If reserve is not an alias for reserve_back, the I think we must remove it.

I was thinking along generic code along the line

template< class BacKInsertionContiguousContainer >
void foo( BacKInsertionContiguousContainer& cont )
    cont.reserve( source.size() );
    for( ... )
       cont.push_back( ... );


why should that not work with both devector and vector?

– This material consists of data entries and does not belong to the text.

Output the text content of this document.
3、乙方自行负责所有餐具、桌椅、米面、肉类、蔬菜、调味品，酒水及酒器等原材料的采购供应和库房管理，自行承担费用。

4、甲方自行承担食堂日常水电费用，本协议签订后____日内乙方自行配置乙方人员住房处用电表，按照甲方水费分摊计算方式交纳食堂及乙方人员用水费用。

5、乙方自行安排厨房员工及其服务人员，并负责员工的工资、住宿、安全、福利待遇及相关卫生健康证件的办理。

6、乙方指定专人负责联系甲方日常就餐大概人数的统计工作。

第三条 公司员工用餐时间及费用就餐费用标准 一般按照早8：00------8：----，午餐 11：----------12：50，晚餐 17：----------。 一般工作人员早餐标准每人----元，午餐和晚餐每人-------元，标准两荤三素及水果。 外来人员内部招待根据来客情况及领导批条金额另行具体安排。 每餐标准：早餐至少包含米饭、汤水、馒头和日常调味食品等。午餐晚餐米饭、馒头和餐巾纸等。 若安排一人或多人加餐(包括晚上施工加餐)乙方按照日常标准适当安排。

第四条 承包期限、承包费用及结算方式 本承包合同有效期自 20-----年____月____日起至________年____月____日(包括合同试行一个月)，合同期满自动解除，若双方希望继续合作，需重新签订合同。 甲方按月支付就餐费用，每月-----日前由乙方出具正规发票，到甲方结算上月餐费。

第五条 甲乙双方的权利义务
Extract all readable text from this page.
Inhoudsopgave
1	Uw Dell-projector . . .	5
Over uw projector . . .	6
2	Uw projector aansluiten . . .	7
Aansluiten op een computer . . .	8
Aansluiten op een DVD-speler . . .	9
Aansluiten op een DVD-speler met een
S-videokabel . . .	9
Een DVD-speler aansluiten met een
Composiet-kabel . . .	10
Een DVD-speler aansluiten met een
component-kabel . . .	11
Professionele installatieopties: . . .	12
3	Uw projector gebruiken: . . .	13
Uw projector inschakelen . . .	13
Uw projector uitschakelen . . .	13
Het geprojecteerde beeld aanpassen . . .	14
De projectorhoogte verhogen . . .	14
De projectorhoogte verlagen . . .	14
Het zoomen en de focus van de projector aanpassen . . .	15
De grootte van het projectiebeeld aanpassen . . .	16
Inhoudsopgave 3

> stable_insert can maintain stability with a middle insertion but there
> is no equivalent operation for erasures. I just can't imagine a use case
> that tan take advantage of stable_insert (it needs more or less a
> positional insertion, but not absolute, instead of front/back insertion)
> but it will surely exist.

Yeah, I don't have a use case at hand either. Somehow you would want to
insert a segments somewhere among the other segments. Then why not allow
the segments themselves to be rearranged? (potentially almost trivial to
implement). So I guess we could expose a complete container interface to
the segments, but it is perhaps premature until we have a good use case.

>> This is tricky. I think the best is to treat both ends independently.
>> If you start moving things around, you can break the O(1) amortized
>> guarantee by interleaving push_front/push_back.
> What do you mean by "treat both ends independtly"?

I mean that buffer extensions at either end should never affect each
other. That is, a push_back can never remove free capacity from the
front, a push_front can never remove free capacity from the back.